During a 70-minute cabinet meeting devoted to immigration and refugee issues, Attorney General Willaim French Smith presented the recommendations of a presidential task force. The meeting ended without a decision by President Reagan, who took the recommendations "under advisement."
Smith told reporters afterward that there were no "sticking points" about the policy in the Cabinet.
But there are, at least, some questions about the proposal Smith endorsed for a "tamper-proof" Social Security card that would serve as a national identity card. Health and Human Services Secretary Richard S. Schweiker reportedly had questions about whether such a card would actually work and how it would be issued.
Forgeries of present Social Security cards are common among illegal immigrants in the Southwest, and there are those who think the practice would continue under any system.
Other elements of the proposed plan include a recommendation to prevent new influxes of Cuban or Haitian refugees by stopping boats on the high seas and detaining the would-be entrants.
The task force also has proposed amnesty for illegal immigrants already living in the United States and a guest worker program for future immigrants. If Reagan approves the recommendations, these guest workers would be issued the new national identity card.

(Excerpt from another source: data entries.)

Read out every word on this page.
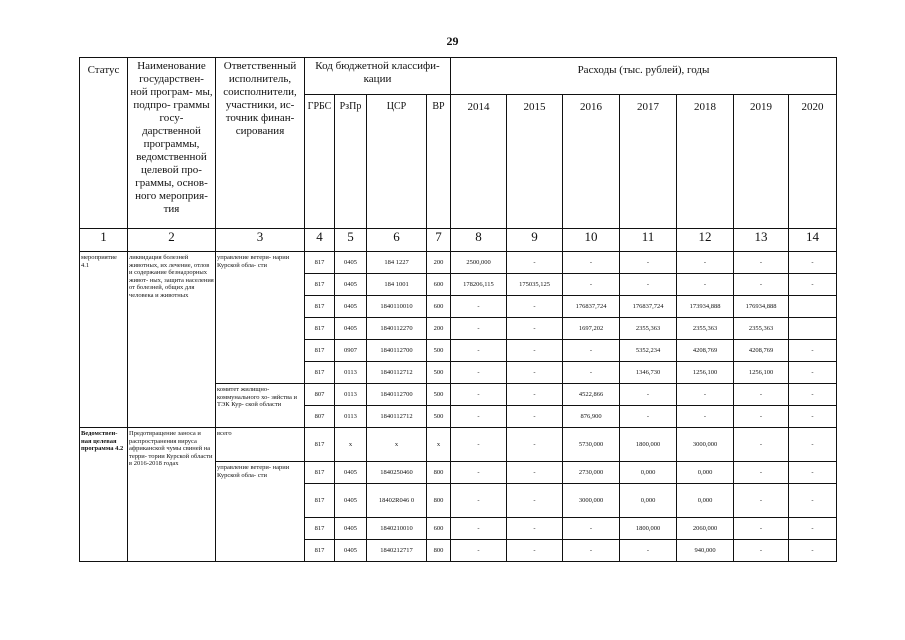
29
Статус	Наименование государствен- ной програм- мы, подпро- граммы госу- дарственной программы, ведомственной целевой про- граммы, основ- ного мероприя- тия	Ответственный исполнитель, соисполнители, участники, ис- точник финан- сирования	Код бюджетной классифи- кации				Расходы (тыс. рублей), годы						
			ГРБС	РзПр	ЦСР	ВР	2014	2015	2016	2017	2018	2019	2020
1	2	3	4	5	6	7	8	9	10	11	12	13	14
мероприятие 4.1	ликвидация болезней животных, их лечение, отлов и содержание безнадзорных живот- ных, защита населения от болезней, общих для человека и животных	управление ветери- нарии Курской обла- сти	817	0405	184 1227	200	2500,000	-	-	-	-	-	-
			817	0405	184 1001	600	178206,115	175035,125	-	-	-	-	-
			817	0405	1840110010	600	-	-	176837,724	176837,724	173934,888	176934,888	
			817	0405	1840112270	200	-	-	1697,202	2355,363	2355,363	2355,363	
			817	0907	1840112700	500	-	-	-	5352,234	4208,769	4208,769	-
			817	0113	1840112712	500	-	-	-	1346,730	1256,100	1256,100	-
		комитет жилищно- коммунального хо- зяйства и ТЭК Кур- ской области	807	0113	1840112700	500	-	-	4522,866	-	-	-	-
			807	0113	1840112712	500	-	-	876,900	-	-	-	-
Ведомствен- ная целевая программа 4.2	Предотвращение заноса и распространения вируса африканской чумы свиней на терри- тории Курской области в 2016-2018 годах	всего	817	х	х	х	-	-	5730,000	1800,000	3000,000	-	-
		управление ветери- нарии Курской обла- сти	817	0405	1840250460	800	-	-	2730,000	0,000	0,000	-	-
			817	0405	18402R046 0	800	-	-	3000,000	0,000	0,000	-	-
			817	0405	1840210010	600	-	-	-	1800,000	2060,000	-	-
			817	0405	1840212717	800	-	-	-	-	940,000	-	-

After the cabinet meeting, Smith was told by a reporter that the Florida legislature was "getting impatient" for administration action on the refugee problem.
"We're doing everything we possibly can to come out with an overall program in a week or 10 days," Smith replied.
Reagan also met with visiting leaders of the National Association of Counties and used the occasion to lobby for his pending 25 percent, 33-month income tax cut bill. Passage, he told the county officials, "depends on your help."